Phase 2 : scalabilité et redondance
La deuxième phase mobilisera 5 milliards de dollars supplémentaires pour étendre le cluster et renforcer la résilience. L’objectif : atteindre 136 MW additionnels et intégrer de nouvelles générations de GPU au fur et à mesure de leur disponibilité. La scalabilité horizontale (ajout de nœuds de calcul) et verticale (remplacement par des puces plus performantes) sera facilitée par une architecture modulaire.
Les systèmes de redondance incluront des alimentations électriques de secours, des lignes de transmission multiples et des dispositifs de basculement automatique.
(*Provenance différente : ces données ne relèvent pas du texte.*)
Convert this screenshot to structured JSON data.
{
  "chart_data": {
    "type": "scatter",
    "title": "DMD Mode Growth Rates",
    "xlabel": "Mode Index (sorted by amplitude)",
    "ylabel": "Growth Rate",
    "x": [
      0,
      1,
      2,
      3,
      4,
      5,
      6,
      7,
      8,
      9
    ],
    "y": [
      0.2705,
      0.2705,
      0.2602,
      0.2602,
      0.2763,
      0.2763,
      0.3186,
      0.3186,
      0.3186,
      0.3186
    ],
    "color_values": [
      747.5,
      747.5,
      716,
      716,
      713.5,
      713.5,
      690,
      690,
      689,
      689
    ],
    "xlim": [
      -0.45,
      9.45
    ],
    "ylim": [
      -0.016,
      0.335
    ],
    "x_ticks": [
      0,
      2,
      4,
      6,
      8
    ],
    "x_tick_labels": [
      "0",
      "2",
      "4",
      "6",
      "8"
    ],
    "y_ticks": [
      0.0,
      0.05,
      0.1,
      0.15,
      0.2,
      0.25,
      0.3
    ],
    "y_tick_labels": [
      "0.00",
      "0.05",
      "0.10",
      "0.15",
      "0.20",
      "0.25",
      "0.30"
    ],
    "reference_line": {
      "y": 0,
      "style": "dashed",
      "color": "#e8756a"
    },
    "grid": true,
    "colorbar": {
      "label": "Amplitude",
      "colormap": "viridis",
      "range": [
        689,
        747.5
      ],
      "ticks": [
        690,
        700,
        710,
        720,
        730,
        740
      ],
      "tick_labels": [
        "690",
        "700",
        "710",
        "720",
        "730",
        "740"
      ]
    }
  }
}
Le site pourra ainsi maintenir ses opérations même en cas de défaillance partielle. La montée en puissance progressive permet également de tester et d’affiner les protocoles de sécurité avant d’atteindre la capacité maximale d’un gigawatt.
Le projet Échibastouze illustre une convergence stratégique entre abondance énergétique, ambition numérique et partenariats technologiques. En transformant une région minière en hub de calcul IA, le Kazakhstan expérimente un modèle de transition énergétique singulier, où l’infrastructure smartgrid devient le pivot d’une économie cognitive. Les prochains mois diront si cette vision résiste aux défis techniques, sécuritaires et environnementaux d’un déploiement à si grande échelle.